To analyze the relation of Heliusvirales richness to urbanization, richness was calculated by dividing the number of identified TerL genes by the number of reads in billions. Significance testing of richness differences after combining studies was done with linear mixed effects models where the study was entered as a random effect, using the lme function from the nlme R package v3.1-162 and Anova function from the rstatix R package v0.7.2. The same approach was used to calculate significant richness differences among pooled disease-related cohorts.

Assignment of TerL sequences from ancient- and disease-related samples was done using the trees by which the classification had been done. Each sequence was assigned to the same taxonomy as its closest neighbor of which the taxonomy was known.

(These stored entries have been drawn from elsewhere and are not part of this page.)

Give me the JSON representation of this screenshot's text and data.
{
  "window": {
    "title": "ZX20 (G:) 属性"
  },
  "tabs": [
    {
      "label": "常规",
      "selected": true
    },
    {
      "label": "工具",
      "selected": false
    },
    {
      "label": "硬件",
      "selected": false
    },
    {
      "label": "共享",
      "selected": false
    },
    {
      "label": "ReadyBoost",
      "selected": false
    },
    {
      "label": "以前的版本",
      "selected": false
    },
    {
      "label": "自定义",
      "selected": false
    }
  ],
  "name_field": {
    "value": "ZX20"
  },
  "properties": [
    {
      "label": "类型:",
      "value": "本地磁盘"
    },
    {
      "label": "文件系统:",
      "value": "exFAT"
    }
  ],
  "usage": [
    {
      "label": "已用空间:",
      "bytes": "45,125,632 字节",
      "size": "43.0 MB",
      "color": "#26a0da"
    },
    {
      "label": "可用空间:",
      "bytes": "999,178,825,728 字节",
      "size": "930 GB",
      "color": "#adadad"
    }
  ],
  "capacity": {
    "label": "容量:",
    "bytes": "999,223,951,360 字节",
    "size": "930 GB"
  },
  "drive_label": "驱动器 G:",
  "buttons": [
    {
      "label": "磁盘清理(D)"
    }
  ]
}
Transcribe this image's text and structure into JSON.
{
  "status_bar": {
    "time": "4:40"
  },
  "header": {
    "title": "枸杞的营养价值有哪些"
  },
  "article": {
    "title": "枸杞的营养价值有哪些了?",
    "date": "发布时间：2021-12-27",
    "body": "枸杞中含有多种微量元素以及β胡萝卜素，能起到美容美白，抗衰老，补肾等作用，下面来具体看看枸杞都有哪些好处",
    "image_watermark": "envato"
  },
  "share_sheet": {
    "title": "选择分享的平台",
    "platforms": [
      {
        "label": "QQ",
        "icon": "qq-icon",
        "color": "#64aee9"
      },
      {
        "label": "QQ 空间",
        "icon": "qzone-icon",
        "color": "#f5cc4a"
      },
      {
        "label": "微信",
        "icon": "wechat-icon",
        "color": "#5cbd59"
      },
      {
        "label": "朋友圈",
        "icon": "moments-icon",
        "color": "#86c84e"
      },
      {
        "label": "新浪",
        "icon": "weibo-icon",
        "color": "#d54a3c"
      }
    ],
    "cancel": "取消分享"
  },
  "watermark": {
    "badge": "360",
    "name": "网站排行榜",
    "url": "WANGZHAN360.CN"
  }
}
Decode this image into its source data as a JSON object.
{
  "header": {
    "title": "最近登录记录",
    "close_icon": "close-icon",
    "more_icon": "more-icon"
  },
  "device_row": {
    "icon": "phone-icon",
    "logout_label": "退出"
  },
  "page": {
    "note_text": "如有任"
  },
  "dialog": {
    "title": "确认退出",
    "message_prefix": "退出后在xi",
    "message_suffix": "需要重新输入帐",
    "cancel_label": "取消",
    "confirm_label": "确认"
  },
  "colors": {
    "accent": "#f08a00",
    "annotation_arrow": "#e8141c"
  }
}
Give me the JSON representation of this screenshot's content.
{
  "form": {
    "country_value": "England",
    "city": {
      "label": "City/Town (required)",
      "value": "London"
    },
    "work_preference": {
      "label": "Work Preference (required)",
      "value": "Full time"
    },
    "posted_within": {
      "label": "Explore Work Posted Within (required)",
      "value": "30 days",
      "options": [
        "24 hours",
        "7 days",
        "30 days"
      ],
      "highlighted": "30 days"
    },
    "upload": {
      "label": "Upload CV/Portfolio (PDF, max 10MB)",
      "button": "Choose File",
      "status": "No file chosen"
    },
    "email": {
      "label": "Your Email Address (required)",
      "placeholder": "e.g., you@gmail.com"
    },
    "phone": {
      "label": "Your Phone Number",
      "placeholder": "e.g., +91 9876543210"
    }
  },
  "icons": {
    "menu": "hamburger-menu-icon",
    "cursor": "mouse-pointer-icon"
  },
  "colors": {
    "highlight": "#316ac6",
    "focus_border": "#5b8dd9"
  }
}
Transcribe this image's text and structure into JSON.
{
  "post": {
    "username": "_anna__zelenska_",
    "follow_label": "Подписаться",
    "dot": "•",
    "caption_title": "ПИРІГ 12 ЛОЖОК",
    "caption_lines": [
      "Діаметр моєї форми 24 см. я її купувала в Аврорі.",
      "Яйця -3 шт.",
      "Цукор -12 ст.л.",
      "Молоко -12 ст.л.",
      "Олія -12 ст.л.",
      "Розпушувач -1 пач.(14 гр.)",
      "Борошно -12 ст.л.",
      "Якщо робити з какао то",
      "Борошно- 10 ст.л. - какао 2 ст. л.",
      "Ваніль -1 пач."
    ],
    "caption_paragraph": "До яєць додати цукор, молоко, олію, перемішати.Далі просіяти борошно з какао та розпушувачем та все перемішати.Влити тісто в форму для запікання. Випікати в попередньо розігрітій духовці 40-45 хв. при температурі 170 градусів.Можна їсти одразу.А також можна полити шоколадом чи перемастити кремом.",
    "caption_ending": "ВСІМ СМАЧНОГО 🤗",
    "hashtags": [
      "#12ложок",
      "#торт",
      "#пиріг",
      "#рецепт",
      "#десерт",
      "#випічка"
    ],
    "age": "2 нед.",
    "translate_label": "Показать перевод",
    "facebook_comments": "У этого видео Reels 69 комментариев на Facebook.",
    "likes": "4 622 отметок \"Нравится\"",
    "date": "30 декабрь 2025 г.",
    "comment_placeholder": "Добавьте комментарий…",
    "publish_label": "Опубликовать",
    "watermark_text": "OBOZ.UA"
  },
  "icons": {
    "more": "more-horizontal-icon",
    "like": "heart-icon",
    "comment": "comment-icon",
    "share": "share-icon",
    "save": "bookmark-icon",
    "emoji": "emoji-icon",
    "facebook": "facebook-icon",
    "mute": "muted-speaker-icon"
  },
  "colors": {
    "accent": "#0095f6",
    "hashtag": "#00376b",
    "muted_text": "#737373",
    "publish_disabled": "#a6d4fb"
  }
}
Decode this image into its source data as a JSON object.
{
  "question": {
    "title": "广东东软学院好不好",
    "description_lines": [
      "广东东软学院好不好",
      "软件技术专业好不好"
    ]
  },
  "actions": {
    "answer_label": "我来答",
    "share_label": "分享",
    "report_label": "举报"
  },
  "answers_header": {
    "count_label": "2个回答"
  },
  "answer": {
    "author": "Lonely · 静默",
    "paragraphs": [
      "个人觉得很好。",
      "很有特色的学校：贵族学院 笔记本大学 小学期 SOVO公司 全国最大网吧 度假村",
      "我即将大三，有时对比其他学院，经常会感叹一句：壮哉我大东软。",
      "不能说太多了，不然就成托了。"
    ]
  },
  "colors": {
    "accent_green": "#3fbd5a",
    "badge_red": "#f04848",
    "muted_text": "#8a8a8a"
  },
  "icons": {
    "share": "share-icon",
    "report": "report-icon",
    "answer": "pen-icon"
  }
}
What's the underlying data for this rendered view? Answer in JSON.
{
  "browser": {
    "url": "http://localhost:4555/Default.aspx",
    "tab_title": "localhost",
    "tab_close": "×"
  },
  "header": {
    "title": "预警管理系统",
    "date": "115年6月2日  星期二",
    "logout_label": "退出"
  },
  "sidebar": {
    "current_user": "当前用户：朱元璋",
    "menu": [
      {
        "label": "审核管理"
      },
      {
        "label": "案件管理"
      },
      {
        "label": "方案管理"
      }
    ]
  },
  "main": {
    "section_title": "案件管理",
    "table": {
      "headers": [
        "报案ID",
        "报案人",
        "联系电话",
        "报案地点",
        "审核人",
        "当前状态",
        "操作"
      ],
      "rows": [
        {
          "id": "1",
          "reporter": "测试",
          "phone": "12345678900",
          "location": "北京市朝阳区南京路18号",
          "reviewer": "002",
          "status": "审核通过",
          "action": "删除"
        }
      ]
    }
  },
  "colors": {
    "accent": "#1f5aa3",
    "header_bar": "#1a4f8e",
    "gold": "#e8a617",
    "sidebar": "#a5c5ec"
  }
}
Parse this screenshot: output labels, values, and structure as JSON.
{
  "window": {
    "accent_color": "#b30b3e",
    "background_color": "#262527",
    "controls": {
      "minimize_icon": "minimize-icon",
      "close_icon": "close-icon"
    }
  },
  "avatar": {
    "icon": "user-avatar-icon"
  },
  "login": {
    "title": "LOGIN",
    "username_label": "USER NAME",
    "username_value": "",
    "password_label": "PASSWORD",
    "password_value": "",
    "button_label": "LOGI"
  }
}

For the ancient, hunter-gatherers, and urban populations, taxonomic assignment at the family level was used to calculate weighted UniFrac distances, from which a non-metric multidimensional scaling (NMDS) was constructed. Permutated ANOVA significance levels were calculated with the adonis2 function in the vegan R package v2.6-4. To determine significant differences in subfamily prevalence between populations with different lifestyles, Fisher exact tests were calculated using the fisher.test function from base R.

Timed tree construction

To reconstruct an evolutionary timed tree of the Ca. Hathorviridae, we first constructed a regular tree on members of this family. For this, we selected the TerL genes of all Ca. Hathorviridae from both the complete genomes and the ancient samples. This was used to build a phylogenetic tree with IQTree as described above. From this tree, we selected thirteen complete genomes and all three ancient genome fragments that combined reflected the architecture of the Ca. Hathorviridae. All ORFs from these genomes were then clustered with mmseqs2 v14.7e28471, after which the six protein clusters that were universally present were selected. This number was relatively low because the ancient sequences were genome fragments of 15,076, 19,664, and 67,881 bp long. The six universal PCs were a TerL, head maturation protease, major head protein, portal protein, a hypothetical protein, and terminase small subunit. For each protein, an alignment was made with MAFFT v4.753 (options –maxiterate, –localpair)83, from which a timed tree was inferred using BEAST v2.7.384. BEAST was run with the following models: Birth death model, Coalescent constant population, Coalescent exponential population, Coalescent bayesian skyline, Coalescent extended bayesian skyline, each with both strict and optimized relaxed clock models. Analyses were run for 30 million iterations, at which point all models had converged and estimated sample sized were above 200. The coalescent constant population model with a relaxed clock was the best-fitting model. A full accounting of tree construction with the various evolutionary models is in Supplementary Data 6. BEAST was run with OBAMA v1.1.185 for amino-acid model averaging.

Statistics & reproducibility

No statistical method was used to predetermine sample size. No data were excluded from the analyses. The experiments were not randomized. The Investigators were not blinded to allocation during experiments and outcome assessment.